Ensuite, pour drainer cette épargne vers le financement de l’économie, le Gouvernement devra renouer avec la politique des grands emprunts nationaux garantis par l’Etat. Cette politique a été abandonnée depuis longtemps, surtout depuis l’entrée dans l’euro, au profit du recours exclusif aux marchés financiers. Une fraction de ces emprunts nationaux sera affectée au remboursement de la dette publique. Par ailleurs, il est essentiel que la gestion de la dette souveraine de la France soit soustraite aux marchés financiers pour être confiée comme c’était le cas jusque dans les années soixante-dix, à la Banque de France et au Trésor. Troisièmement, il sera nécessaire de remettre progressivement à l’équilibre nos finances publiques. L’Etat devra se recentrer sur ses grandes priorités nationales : la politique de défense et de sécurité, la politique familiale et la politique d’aménagement du territoire.

La politique de défense et de sécurité : nous devons rompre avec la facilité qui consiste à faire du budget de la défense nationale une variable d’ajustement du budget de l’Etat. Ce budget doit être impérativement sanctuarisé. Il représente une variable stratégique de celui-ci.

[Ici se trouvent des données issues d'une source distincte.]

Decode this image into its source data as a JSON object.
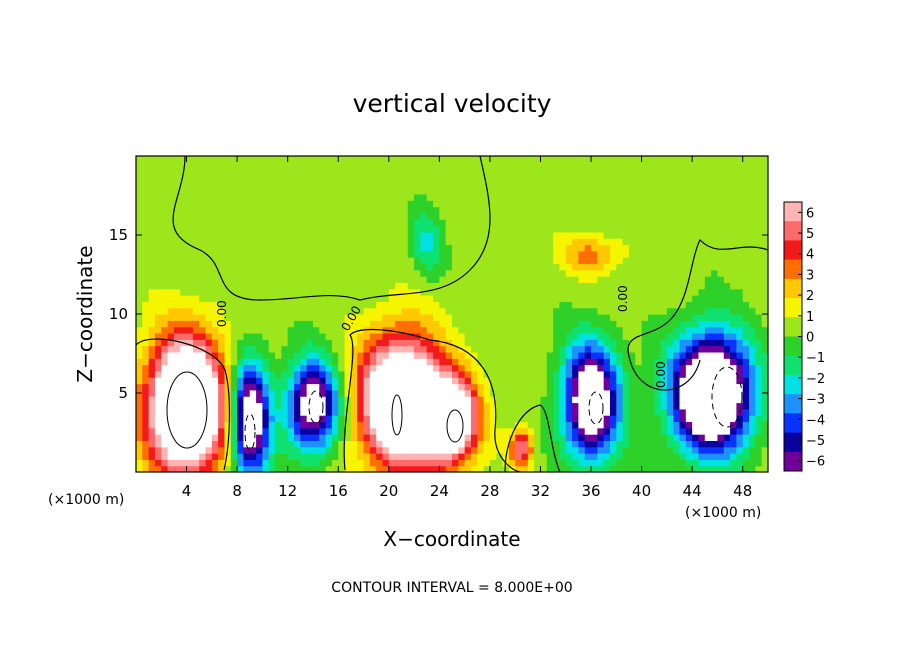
{
  "chart_data": {
    "type": "heatmap",
    "title": "vertical velocity",
    "xlabel": "X−coordinate",
    "ylabel": "Z−coordinate",
    "x_unit_left": "(×1000 m)",
    "x_unit_right": "(×1000 m)",
    "xlim": [
      0,
      50
    ],
    "ylim": [
      0,
      20
    ],
    "x_ticks": [
      {
        "value": 4,
        "label": "4"
      },
      {
        "value": 8,
        "label": "8"
      },
      {
        "value": 12,
        "label": "12"
      },
      {
        "value": 16,
        "label": "16"
      },
      {
        "value": 20,
        "label": "20"
      },
      {
        "value": 24,
        "label": "24"
      },
      {
        "value": 28,
        "label": "28"
      },
      {
        "value": 32,
        "label": "32"
      },
      {
        "value": 36,
        "label": "36"
      },
      {
        "value": 40,
        "label": "40"
      },
      {
        "value": 44,
        "label": "44"
      },
      {
        "value": 48,
        "label": "48"
      }
    ],
    "y_ticks": [
      {
        "value": 5,
        "label": "5"
      },
      {
        "value": 10,
        "label": "10"
      },
      {
        "value": 15,
        "label": "15"
      }
    ],
    "colorbar": {
      "range": [
        -6,
        6
      ],
      "labels": [
        "6",
        "5",
        "4",
        "3",
        "2",
        "1",
        "0",
        "−1",
        "−2",
        "−3",
        "−4",
        "−5",
        "−6"
      ],
      "colors": [
        "#ffb3b3",
        "#ff6b6b",
        "#f41a1a",
        "#ff6e00",
        "#ffc800",
        "#f5f500",
        "#9de61c",
        "#2ed12a",
        "#0fe16e",
        "#00e2e2",
        "#1d92ff",
        "#0a32ff",
        "#0a00a0",
        "#70009c"
      ]
    },
    "contour_labels": [
      "0.00",
      "0.00",
      "0.00",
      "0.00"
    ],
    "contour_interval_text": "CONTOUR INTERVAL =  8.000E+00",
    "features": [
      {
        "kind": "updraft",
        "x": 4.0,
        "z": 4.2,
        "rx": 3.0,
        "rz": 4.2,
        "amp": 12
      },
      {
        "kind": "downdraft",
        "x": 9.0,
        "z": 3.3,
        "rx": 1.5,
        "rz": 3.6,
        "amp": -9
      },
      {
        "kind": "downdraft",
        "x": 14.0,
        "z": 4.2,
        "rx": 2.0,
        "rz": 2.8,
        "amp": -8
      },
      {
        "kind": "updraft",
        "x": 21.0,
        "z": 4.5,
        "rx": 3.2,
        "rz": 4.0,
        "amp": 11
      },
      {
        "kind": "updraft",
        "x": 25.0,
        "z": 3.3,
        "rx": 2.0,
        "rz": 2.6,
        "amp": 9
      },
      {
        "kind": "updraft",
        "x": 30.5,
        "z": 1.5,
        "rx": 0.9,
        "rz": 1.2,
        "amp": 5
      },
      {
        "kind": "downdraft",
        "x": 36.0,
        "z": 4.5,
        "rx": 2.2,
        "rz": 3.5,
        "amp": -9
      },
      {
        "kind": "downdraft",
        "x": 45.5,
        "z": 5.0,
        "rx": 3.0,
        "rz": 3.5,
        "amp": -12
      },
      {
        "kind": "weak_updraft",
        "x": 36.0,
        "z": 13.8,
        "rx": 2.5,
        "rz": 1.2,
        "amp": 2.5
      },
      {
        "kind": "weak_downdraft",
        "x": 23.0,
        "z": 14.5,
        "rx": 1.2,
        "rz": 2.0,
        "amp": -2.2
      }
    ]
  }
}
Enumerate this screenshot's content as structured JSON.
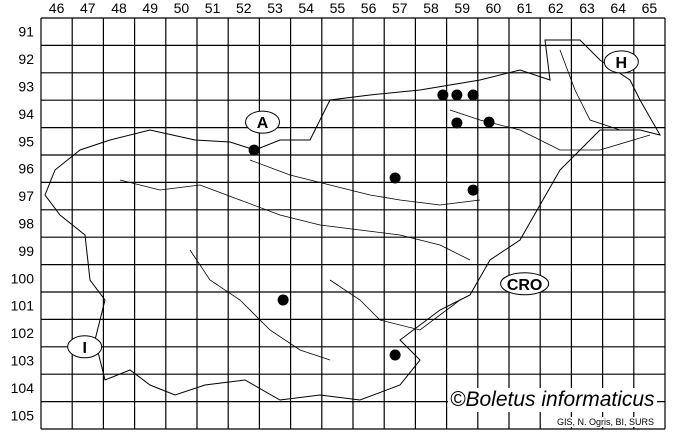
{
  "map": {
    "columns": [
      "46",
      "47",
      "48",
      "49",
      "50",
      "51",
      "52",
      "53",
      "54",
      "55",
      "56",
      "57",
      "58",
      "59",
      "60",
      "61",
      "62",
      "63",
      "64",
      "65"
    ],
    "rows": [
      "91",
      "92",
      "93",
      "94",
      "95",
      "96",
      "97",
      "98",
      "99",
      "100",
      "101",
      "102",
      "103",
      "104",
      "105"
    ],
    "neighbour_labels": [
      {
        "text": "A",
        "col": 52.6,
        "row": 94.3
      },
      {
        "text": "H",
        "col": 64.1,
        "row": 92.1
      },
      {
        "text": "CRO",
        "col": 61.0,
        "row": 100.2
      },
      {
        "text": "I",
        "col": 46.9,
        "row": 102.5
      }
    ],
    "records": [
      {
        "col": 58.38,
        "row": 93.31
      },
      {
        "col": 58.83,
        "row": 93.31
      },
      {
        "col": 59.35,
        "row": 93.31
      },
      {
        "col": 58.83,
        "row": 94.33
      },
      {
        "col": 59.86,
        "row": 94.3
      },
      {
        "col": 52.33,
        "row": 95.32
      },
      {
        "col": 56.85,
        "row": 96.34
      },
      {
        "col": 59.35,
        "row": 96.78
      },
      {
        "col": 53.26,
        "row": 100.79
      },
      {
        "col": 56.85,
        "row": 102.8
      }
    ],
    "dot_color": "#000000"
  },
  "copyright": "©Boletus informaticus",
  "credit": "GIS, N. Ogris, BI, SURS"
}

La politique familiale : cette politique, qui fut appliquée sans discontinuer depuis 1945, a commencé à être remise en cause sous la présidence de François Hollande. Le fléchissement de la natalité au-dessous du seuil de reproduction observé depuis n’est sans doute pas sans lien avec ce changement de politique. Il est absolument nécessaire de remettre cette politique au cœur des priorités nationales.

La politique d’aménagement du territoire : cette politique devra être réorientée vers la « France périphérique », celle des villes petites et moyennes et de la ruralité, mise à mal par les effets négatifs de la mondialisation libre-échangiste alors qu’elle concentre 60% de la population du pays. Cette politique d’aménagement du territoire permettra de concilier écologie et patriotisme économique.

Les politiques actuelles, à courte vue, aggravent plutôt qu’elles ne combattent les tendances déflationnistes à l’œuvre au sein de la zone euro. Or, la déflation est un mal plus difficile à combattre que l’inflation. Lorsqu’une économie commence à s’y enfoncer comme c’est, semble-t-il, bien le cas maintenant, il n’est guère aisé d’en sortir. Il arrive même que les mesures prises contribuent davantage à l’enfermer dans la déflation qu’à permettre de l’en dégager.

A contrario, l’inflation, à petites doses, peut même s’avérer bénéfique pour la croissance économique. Certes, à plus fortes doses, elle devient une menace qui doit être absolument jugulée. Mais ce qui nous menace, dans l’immédiat, c’est la déflation bien plus que l’inflation. Pour sortir de cette déflation, il faudra définir et mettre en œuvre une politique de redressement national qui se démarque clairement des tropismes actuels.